The engine cores began to melt and deform, the power inside them grown to such capacity that it was a self-fulfilling reaction, drawing potency from the differential states between the dimensions of the warp and the common vacuum of real space. Circular sheets of exotic radiation, visible though the entire spectrum, radiated out of the lumpen cluster of matter and energy. Too soon the warp motors had ripped into the madness of the immaterium, and the rush of force that flooded out was too much, too fast.
The reaction collapsed inward, the jettisoned hull panels, the slagged metals, dust and specks of free-floating hydrogen molecules, the very space around it folding in a final desperate trawl to fuel itself.
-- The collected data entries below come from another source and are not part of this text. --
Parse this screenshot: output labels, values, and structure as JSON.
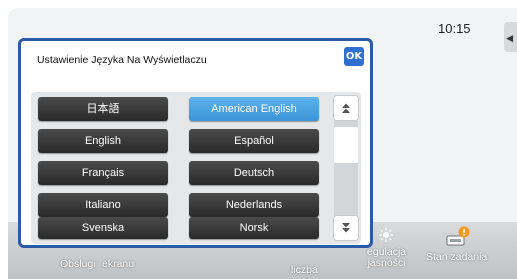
{
  "status": {
    "time": "10:15"
  },
  "taskbar": {
    "items": [
      {
        "label": "Obsługi",
        "icon": "help-icon"
      },
      {
        "label": "ekranu",
        "icon": "screen-icon"
      },
      {
        "label": "liczba",
        "icon": "count-icon"
      },
      {
        "label": "egulacja\njasności",
        "icon": "brightness-icon"
      },
      {
        "label": "Stan zadania",
        "icon": "job-status-icon"
      }
    ]
  },
  "dialog": {
    "title": "Ustawienie Języka Na Wyświetlaczu",
    "ok_label": "OK",
    "languages": [
      {
        "label": "日本語",
        "selected": false
      },
      {
        "label": "American English",
        "selected": true
      },
      {
        "label": "English",
        "selected": false
      },
      {
        "label": "Español",
        "selected": false
      },
      {
        "label": "Français",
        "selected": false
      },
      {
        "label": "Deutsch",
        "selected": false
      },
      {
        "label": "Italiano",
        "selected": false
      },
      {
        "label": "Nederlands",
        "selected": false
      },
      {
        "label": "Svenska",
        "selected": false
      },
      {
        "label": "Norsk",
        "selected": false
      }
    ]
  },
  "colors": {
    "dialog_border": "#2a5aa8",
    "ok_button": "#2f6fcf",
    "selected_language": "#3a94d6",
    "language_button": "#333333"
  }
}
If there was an eye that could have seen something so abnormal or glimpsed into a range so far from that of normal sight, an observer might have glimpsed a screaming, clawing beast peering out of the core of the implosion, but then came the detonation.
Across barriers of dimension, the catastrophic destruction of the warp motors produced a sphere of radiation that lit space like a dying sun. In the empyrean, it became a towering shriek, a flash of dead blue, a surge of raw panic and a million other things. In real space it was a wave of crackling discharge that slammed into the fleeing Eisenstein and threw her bow over stern with murderous, lethal force.
IN THE DEEP shades of the empyrean, the ragged edge of a shockwave broke upon the preternatural senses of an enhanced mind. The wash of raw input blotted
out all other thought-sights in an instant of punishing, agonising overload. It struck the storms of insanity that clung to the mind and tore them away, blasting them apart. The mind was tossed and thrown in the impact, flailing for unending seconds in the turbulent undertow of its passing. Then the flare was gone, fading, leaving only the echo of its creation. Where there had been storms and fog, now there was clarity and lucidity.